Genetic architecture of disease: it's a spectrum, with rare to common and alleles, and with high and low penatrance, with lots of admixture of diseases and phenotypes. (Using a Yin-Yang variant diagram to explain it.)
What we need to do is develop the clinical infrastructure to allow this type of data to be produced. We need to get to the point where we have a clinician with a patient in one room with full access to the patient's genome. [odd, that.. do you really think that's the way to go?]
Initial approach to one study (athrosclerosis):
- 1000 subjects
- Initial phenotype
- Sequence 400 candidate genes (“Completely wigs [clinicians] out.”)
- Associate variants with photypes
- Return results.
Told people not to sign up to the project unless you're willing to have your whole genome sequenced and used for the study. Apparently, sequencing genomes for clinical purposes is a “radical” idea. However, they have really been overwhelmed by applicants. Currently seqeunced 300 patients, have ~600 people recruited. (Using current PCR pipeline) The idea is to use an older technology, and then once the pipeline is in place, do the substitution, so that everything is in place.

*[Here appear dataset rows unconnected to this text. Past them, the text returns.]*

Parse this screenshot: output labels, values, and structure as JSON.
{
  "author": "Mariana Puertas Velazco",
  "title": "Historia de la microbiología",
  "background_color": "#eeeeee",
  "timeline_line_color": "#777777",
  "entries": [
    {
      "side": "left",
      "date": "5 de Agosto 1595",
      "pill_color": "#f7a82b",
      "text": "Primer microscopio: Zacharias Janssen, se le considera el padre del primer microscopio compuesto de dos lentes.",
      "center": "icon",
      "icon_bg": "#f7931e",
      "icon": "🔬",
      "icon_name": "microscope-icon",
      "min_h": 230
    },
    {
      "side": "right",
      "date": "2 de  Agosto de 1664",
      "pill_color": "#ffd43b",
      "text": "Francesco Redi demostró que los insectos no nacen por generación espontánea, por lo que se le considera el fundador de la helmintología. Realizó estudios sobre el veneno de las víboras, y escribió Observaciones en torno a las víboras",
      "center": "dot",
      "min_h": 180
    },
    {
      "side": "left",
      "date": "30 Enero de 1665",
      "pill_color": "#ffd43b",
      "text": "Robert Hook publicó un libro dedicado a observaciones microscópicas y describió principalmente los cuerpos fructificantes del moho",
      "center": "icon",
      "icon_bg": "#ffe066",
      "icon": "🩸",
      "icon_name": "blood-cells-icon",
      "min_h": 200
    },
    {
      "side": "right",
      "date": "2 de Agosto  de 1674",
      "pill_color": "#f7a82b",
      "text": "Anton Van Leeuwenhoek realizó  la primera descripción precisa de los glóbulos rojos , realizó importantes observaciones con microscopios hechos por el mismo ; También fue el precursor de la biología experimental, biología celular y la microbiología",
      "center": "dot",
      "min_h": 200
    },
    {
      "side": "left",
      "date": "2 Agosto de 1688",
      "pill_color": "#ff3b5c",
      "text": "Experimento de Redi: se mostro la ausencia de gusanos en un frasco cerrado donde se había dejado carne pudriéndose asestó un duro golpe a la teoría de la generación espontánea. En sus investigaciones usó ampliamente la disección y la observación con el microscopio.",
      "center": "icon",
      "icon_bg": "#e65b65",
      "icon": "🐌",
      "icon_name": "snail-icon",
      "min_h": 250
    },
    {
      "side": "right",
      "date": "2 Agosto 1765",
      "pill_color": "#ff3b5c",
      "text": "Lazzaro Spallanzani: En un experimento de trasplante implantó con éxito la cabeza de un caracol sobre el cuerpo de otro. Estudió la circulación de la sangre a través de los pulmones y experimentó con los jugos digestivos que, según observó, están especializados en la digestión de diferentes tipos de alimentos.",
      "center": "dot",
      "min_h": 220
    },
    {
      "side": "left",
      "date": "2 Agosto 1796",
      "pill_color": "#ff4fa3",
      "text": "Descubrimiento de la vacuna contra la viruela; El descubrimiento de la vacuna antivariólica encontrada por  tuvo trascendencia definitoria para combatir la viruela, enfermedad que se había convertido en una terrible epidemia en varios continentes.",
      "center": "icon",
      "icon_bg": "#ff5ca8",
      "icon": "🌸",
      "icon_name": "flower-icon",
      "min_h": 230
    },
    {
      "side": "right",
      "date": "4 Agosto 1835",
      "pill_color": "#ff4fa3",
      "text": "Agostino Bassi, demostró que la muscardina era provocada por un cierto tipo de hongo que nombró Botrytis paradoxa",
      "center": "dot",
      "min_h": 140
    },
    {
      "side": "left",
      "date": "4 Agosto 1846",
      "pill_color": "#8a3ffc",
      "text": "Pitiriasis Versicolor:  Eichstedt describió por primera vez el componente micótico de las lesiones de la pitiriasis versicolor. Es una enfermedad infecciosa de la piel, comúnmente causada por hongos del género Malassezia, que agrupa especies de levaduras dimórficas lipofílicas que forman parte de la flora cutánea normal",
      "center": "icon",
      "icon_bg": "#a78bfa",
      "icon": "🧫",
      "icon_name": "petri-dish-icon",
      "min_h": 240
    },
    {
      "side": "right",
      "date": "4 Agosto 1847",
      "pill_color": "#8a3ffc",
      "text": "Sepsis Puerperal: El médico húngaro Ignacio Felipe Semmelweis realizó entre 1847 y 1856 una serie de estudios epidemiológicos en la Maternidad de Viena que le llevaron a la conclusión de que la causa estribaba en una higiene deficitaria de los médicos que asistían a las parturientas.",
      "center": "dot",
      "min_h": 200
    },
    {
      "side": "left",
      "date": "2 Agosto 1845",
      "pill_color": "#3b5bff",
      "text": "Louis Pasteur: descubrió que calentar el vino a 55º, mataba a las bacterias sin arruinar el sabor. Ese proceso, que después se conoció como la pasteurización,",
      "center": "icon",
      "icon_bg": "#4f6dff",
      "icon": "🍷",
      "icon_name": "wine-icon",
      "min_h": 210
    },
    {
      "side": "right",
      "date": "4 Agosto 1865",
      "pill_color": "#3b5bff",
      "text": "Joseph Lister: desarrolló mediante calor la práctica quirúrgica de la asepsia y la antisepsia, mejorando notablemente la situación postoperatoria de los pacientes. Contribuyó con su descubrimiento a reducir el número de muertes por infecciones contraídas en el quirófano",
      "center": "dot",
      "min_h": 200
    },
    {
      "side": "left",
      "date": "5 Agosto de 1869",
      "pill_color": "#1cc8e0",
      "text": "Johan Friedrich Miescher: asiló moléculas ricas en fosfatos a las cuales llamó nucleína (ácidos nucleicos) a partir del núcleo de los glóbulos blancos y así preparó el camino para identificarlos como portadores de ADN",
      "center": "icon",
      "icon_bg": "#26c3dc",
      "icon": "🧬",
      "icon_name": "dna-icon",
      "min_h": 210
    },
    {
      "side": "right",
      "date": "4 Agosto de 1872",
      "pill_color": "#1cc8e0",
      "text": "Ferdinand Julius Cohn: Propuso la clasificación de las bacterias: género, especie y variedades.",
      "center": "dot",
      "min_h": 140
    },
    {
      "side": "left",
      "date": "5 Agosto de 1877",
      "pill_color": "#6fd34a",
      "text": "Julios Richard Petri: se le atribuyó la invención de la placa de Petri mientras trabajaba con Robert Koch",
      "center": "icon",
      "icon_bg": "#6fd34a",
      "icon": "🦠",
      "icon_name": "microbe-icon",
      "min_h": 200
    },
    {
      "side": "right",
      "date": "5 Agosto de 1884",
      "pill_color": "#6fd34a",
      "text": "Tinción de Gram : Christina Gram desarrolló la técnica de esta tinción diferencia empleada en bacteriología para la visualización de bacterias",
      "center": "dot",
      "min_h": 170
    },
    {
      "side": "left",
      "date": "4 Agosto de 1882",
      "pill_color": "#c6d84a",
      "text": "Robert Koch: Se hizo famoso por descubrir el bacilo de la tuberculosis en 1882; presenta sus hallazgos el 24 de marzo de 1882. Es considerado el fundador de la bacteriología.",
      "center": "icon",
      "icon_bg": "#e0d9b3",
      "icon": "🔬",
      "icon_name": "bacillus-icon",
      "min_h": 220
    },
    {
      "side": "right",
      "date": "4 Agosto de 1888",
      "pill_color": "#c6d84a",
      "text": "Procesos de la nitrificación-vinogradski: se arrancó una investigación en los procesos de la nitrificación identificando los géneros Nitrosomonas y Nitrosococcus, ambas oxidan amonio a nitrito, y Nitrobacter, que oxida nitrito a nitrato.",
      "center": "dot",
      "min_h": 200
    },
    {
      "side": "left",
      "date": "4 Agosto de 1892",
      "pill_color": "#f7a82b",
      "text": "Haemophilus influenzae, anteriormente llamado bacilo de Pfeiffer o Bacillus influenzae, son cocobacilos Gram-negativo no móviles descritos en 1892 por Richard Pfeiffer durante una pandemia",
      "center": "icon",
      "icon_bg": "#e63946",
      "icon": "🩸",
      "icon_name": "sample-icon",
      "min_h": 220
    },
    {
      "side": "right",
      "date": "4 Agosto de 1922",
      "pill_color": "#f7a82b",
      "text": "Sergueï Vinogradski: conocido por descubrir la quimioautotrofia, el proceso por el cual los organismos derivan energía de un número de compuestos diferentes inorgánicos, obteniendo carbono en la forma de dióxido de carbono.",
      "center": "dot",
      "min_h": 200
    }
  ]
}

The key bottle neck is the bioinformatics, not the generation of data.
Something about “CLIA”, the process a sample can be flowed through and return results to patients.. I've never heard of it, but is apparently a part of clinical studies.
Coverage: 140 genes, 402k bp,
Variants: Oops too slow. ~3000?
985 Hapmaps overlapped.
Uncommon alleles chart – seems to have a lot of very uncommon SNPs, so you're still finding lots of snps.
Back to CLIA. They have a data flow pipeline, which brings the patient back to the clinic, so that they can review the results.
List of subprojects: positive controls, validating recent assoc. of rare variants & phenotypes, sequencing genes under GWAS peaks for rare, high pentrance variants, testing associations, control cohort for other sample sets, search for miRNA variants, cDNA sequencing to measure expression, capture method refinement, patient motivations and preferences for results of medical sequencing, testing automated vs manual pedigree acquisition.
One positive example: By doing genomic sequencing (and several other tests), they identified a patient who had a mutation in LDL, which changed the way that that whole family is being treated. [Neat.]
Of interest: compared their results to another study and showed that they had a completely different result. [I missed what that other study was.... different genotyping variants found, I think.]
Pentrance: we currently know how to work with high penetrance variance, and so maybe that's where we should start, and then wander down the penetrance curve till we get to the low end. The ones at the VERY low end, Dr. Beisecker claims they're not clinical tests... they are just “noise”, if I understand him correctly.
Classic paradigm: hypothesis, phenotype, apply assay, Correlate.
New paradigm: apply assay, sort genotype, generate hypothesys, sort phenotype, Correlate
There are no conclusions to the talk or the study, because they're just getting underway. Many patients are interested in this research, and don't shy away from genome sequencing. We can use this pipeline to look for variants.. and it will accept new sequencing technolgies as they are developed. When exon seqeucning is ready, they'll do it.. and one day they'll move to whole genome.
My comments: Actually, not a bad talk, but really so far outside of the realm of what I'm used to working on that I'm not sure what to make of it. Doing whole genome association is never easy, and the assertion that we need to get there eventually is good. He acknowledged that we don't know how to get there – and that's not really a surprise for the clinical setting.